Conscientiousness predicts longevity among initially healthy persons and survival among patients with end-stage renal disease. Curiosity is also related to longevity, independent of medical risk and health behaviour. A sense of coherence refers to the extent to which individuals find their lives to be comprehensible, manageable and meaningful. This predicts all-cause mortality, independent of medical risk factors, health behaviours and individual differences in hostility and neuroticism.
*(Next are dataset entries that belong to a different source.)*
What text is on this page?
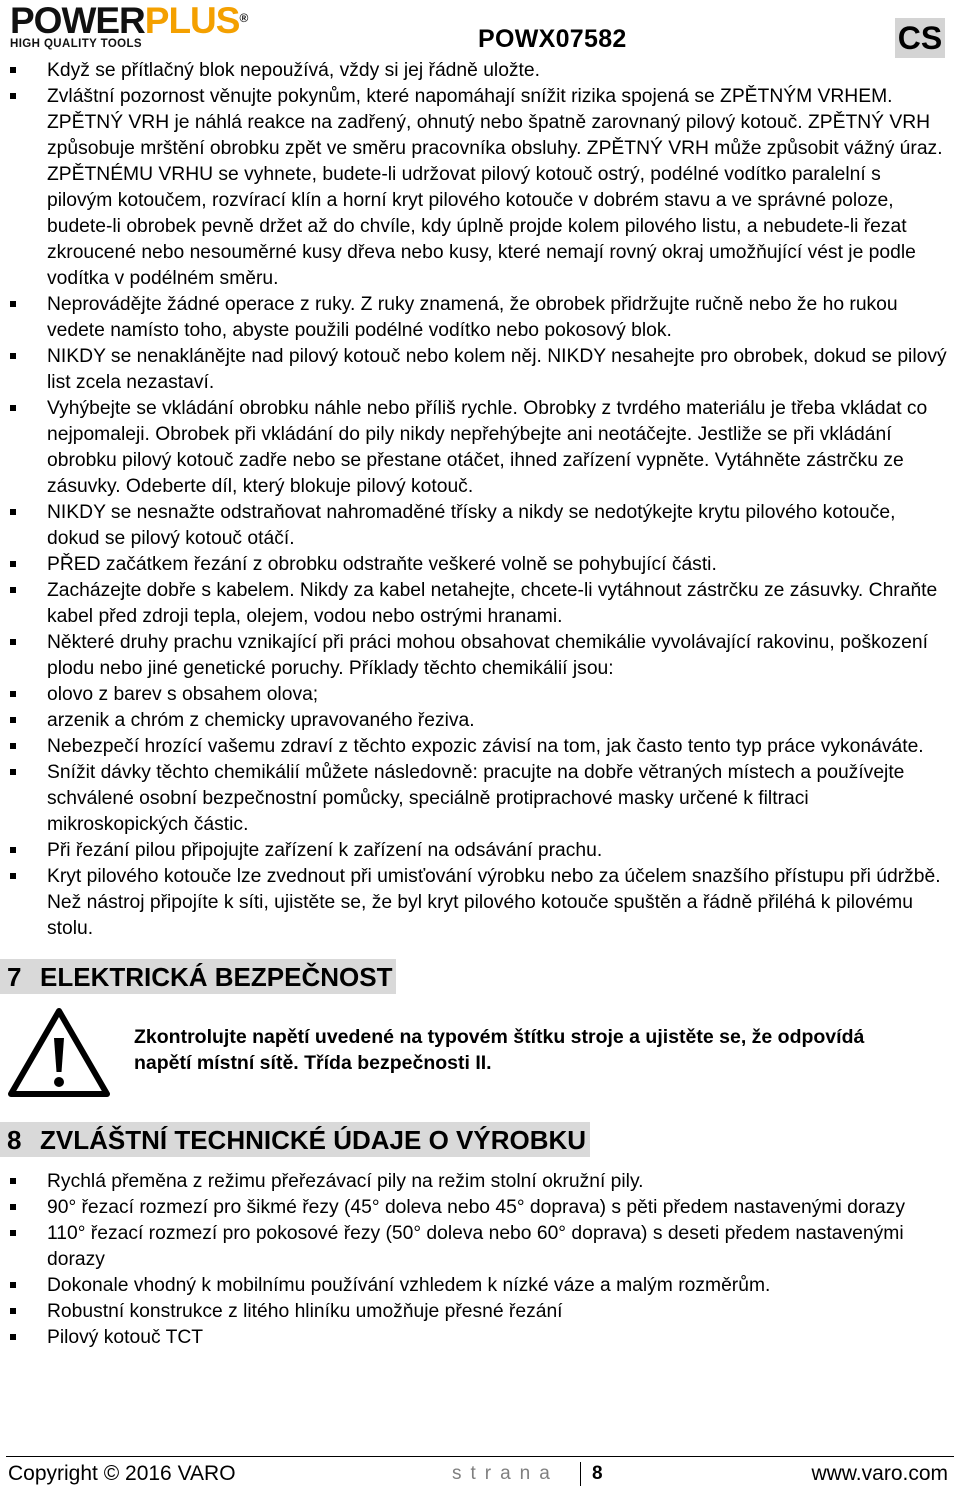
POWERPLUS®
HIGH QUALITY TOOLS	POWX07582	CS
Když se přítlačný blok nepoužívá, vždy si jej řádně uložte.
Zvláštní pozornost věnujte pokynům, které napomáhají snížit rizika spojená se ZPĚTNÝM VRHEM. ZPĚTNÝ VRH je náhlá reakce na zadřený, ohnutý nebo špatně zarovnaný pilový kotouč. ZPĚTNÝ VRH způsobuje mrštění obrobku zpět ve směru pracovníka obsluhy. ZPĚTNÝ VRH může způsobit vážný úraz. ZPĚTNÉMU VRHU se vyhnete, budete-li udržovat pilový kotouč ostrý, podélné vodítko paralelní s pilovým kotoučem, rozvírací klín a horní kryt pilového kotouče v dobrém stavu a ve správné poloze, budete-li obrobek pevně držet až do chvíle, kdy úplně projde kolem pilového listu, a nebudete-li řezat zkroucené nebo nesouměrné kusy dřeva nebo kusy, které nemají rovný okraj umožňující vést je podle vodítka v podélném směru.
Neprovádějte žádné operace z ruky. Z ruky znamená, že obrobek přidržujte ručně nebo že ho rukou vedete namísto toho, abyste použili podélné vodítko nebo pokosový blok.
NIKDY se nenaklánějte nad pilový kotouč nebo kolem něj. NIKDY nesahejte pro obrobek, dokud se pilový list zcela nezastaví.
Vyhýbejte se vkládání obrobku náhle nebo příliš rychle. Obrobky z tvrdého materiálu je třeba vkládat co nejpomaleji. Obrobek při vkládání do pily nikdy nepřehýbejte ani neotáčejte. Jestliže se při vkládání obrobku pilový kotouč zadře nebo se přestane otáčet, ihned zařízení vypněte. Vytáhněte zástrčku ze zásuvky. Odeberte díl, který blokuje pilový kotouč.
NIKDY se nesnažte odstraňovat nahromaděné třísky a nikdy se nedotýkejte krytu pilového kotouče, dokud se pilový kotouč otáčí.
PŘED začátkem řezání z obrobku odstraňte veškeré volně se pohybující části.
Zacházejte dobře s kabelem. Nikdy za kabel netahejte, chcete-li vytáhnout zástrčku ze zásuvky. Chraňte kabel před zdroji tepla, olejem, vodou nebo ostrými hranami.
Některé druhy prachu vznikající při práci mohou obsahovat chemikálie vyvolávající rakovinu, poškození plodu nebo jiné genetické poruchy. Příklady těchto chemikálií jsou:
olovo z barev s obsahem olova;
arzenik a chróm z chemicky upravovaného řeziva.
Nebezpečí hrozící vašemu zdraví z těchto expozic závisí na tom, jak často tento typ práce vykonáváte.
Snížit dávky těchto chemikálií můžete následovně: pracujte na dobře větraných místech a používejte schválené osobní bezpečnostní pomůcky, speciálně protiprachové masky určené k filtraci mikroskopických částic.
Při řezání pilou připojujte zařízení k zařízení na odsávání prachu.
Kryt pilového kotouče lze zvednout při umisťování výrobku nebo za účelem snazšího přístupu při údržbě. Než nástroj připojíte k síti, ujistěte se, že byl kryt pilového kotouče spuštěn a řádně přiléhá k pilovému stolu.
7 ELEKTRICKÁ BEZPEČNOST
Zkontrolujte napětí uvedené na typovém štítku stroje a ujistěte se, že odpovídá napětí místní sítě. Třída bezpečnosti II.
8 ZVLÁŠTNÍ TECHNICKÉ ÚDAJE O VÝROBKU
Rychlá přeměna z režimu přeřezávací pily na režim stolní okružní pily.
90° řezací rozmezí pro šikmé řezy (45° doleva nebo 45° doprava) s pěti předem nastavenými dorazy
110° řezací rozmezí pro pokosové řezy (50° doleva nebo 60° doprava) s deseti předem nastavenými dorazy
Dokonale vhodný k mobilnímu používání vzhledem k nízké váze a malým rozměrům.
Robustní konstrukce z litého hliníku umožňuje přesné řezání
Pilový kotouč TCT
Copyright © 2016 VARO	strana 8	www.varo.com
The tendency to deny or minimize negative emotions (e.g. repressive coping, denial, expressive suppression) is associated with increased risk of cancer (1), cancer progression (2) and hypertension (3). The health consequences of repressive coping could be due to stress moderation mechanisms. Repressive coping is associated with more stressful social interactions and other interpersonal difficulties.
Low socio-economic status confers risk of serious health problems. It is associated with potentially stressful experiences. Adverse events during childhood are associated with greater risk of CHD. Traditional gender roles renders the genders susceptible to different stressors (e.g. women more susceptible to stressors in communion). Cultural differences may influence the relative importance of personality factors as determinants of health. Consideration of gender, age, culture and ethnicity has the potential to produce a more detailed account of associations between personality and health.